Happy New Year was spent in bed. After a harrowing, then pleasant time at the Skylon, we figured ringing in the new year in bed, warm and alone was better than doing it in the park with 30,000 others.

I have decided that, of all places here, I severely dislike the Skylon. It was uninviting and cramped. The floors downstairs are bare cement, giving it that Richfield Coliseum feeling, and upstairs, in the tower, JESUS.

We arrived at 8:30 for our 8:30 seating. Actually, we arrived at 8 or so, but it took a wait in line for the elevator to get to the lobby. In the lobby we waited for almost an hour to be seated. Toni was extremely unhappy, with people on all sides, alternately hot and cold, and having to stand.
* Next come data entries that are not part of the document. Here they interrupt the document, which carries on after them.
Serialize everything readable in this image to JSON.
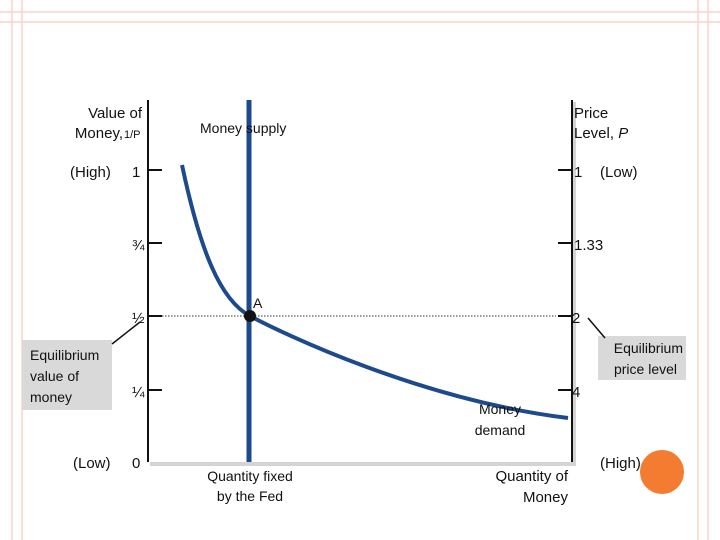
{
  "left_axis": {
    "title_line1": "Value of",
    "title_line2": "Money, ",
    "title_sub": "1/P",
    "high": "(High)",
    "low": "(Low)",
    "ticks": [
      "1",
      "¾",
      "½",
      "¼",
      "0"
    ]
  },
  "right_axis": {
    "title_line1": "Price",
    "title_line2": "Level, ",
    "title_italic": "P",
    "low": "(Low)",
    "high": "(High)",
    "ticks": [
      "1",
      "1.33",
      "2",
      "4"
    ]
  },
  "labels": {
    "money_supply": "Money supply",
    "point": "A",
    "money_demand_1": "Money",
    "money_demand_2": "demand",
    "qty_fixed_1": "Quantity fixed",
    "qty_fixed_2": "by the Fed",
    "qty_money_1": "Quantity of",
    "qty_money_2": "Money"
  },
  "callouts": {
    "left": [
      "Equilibrium",
      "value of",
      "money"
    ],
    "right": [
      "Equilibrium",
      "price level"
    ]
  }
}
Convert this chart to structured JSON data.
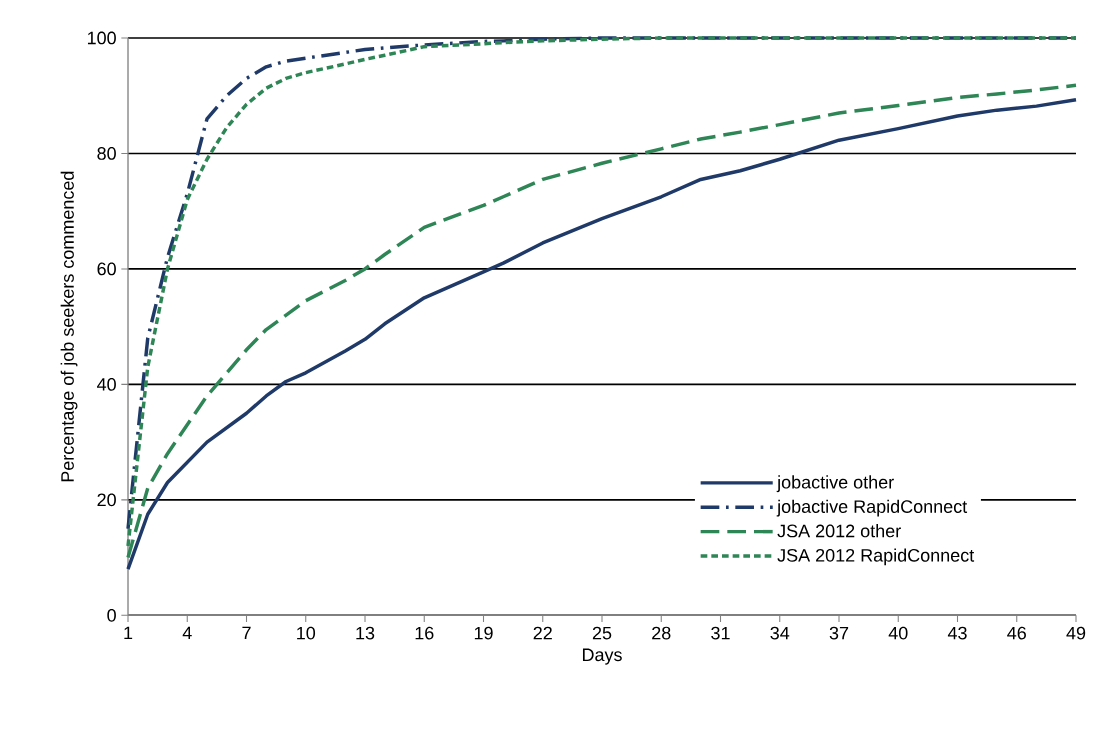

There was this glad-handing stooge in a yellow turtleneck who cut in line. He emerged from the elevator in the middle of the queue, and never checked to see if that wasn't the wrong place to be. He was from Canton, he owns a Humvee - I'd seen him around town. On these roads, in a HUMMER. What a prick. I hated overhearing his conversations on line. "Solid!"

Our table was a booth, for two, facing out of the tower. So that was good. And the food, though not exemplary, made us very happy. I bought Toni a rose. It was our 12th new year's together. We speculated on future new years. What do you do with a baby?

Toni tells me she thinks she felt it move in the middle of the night.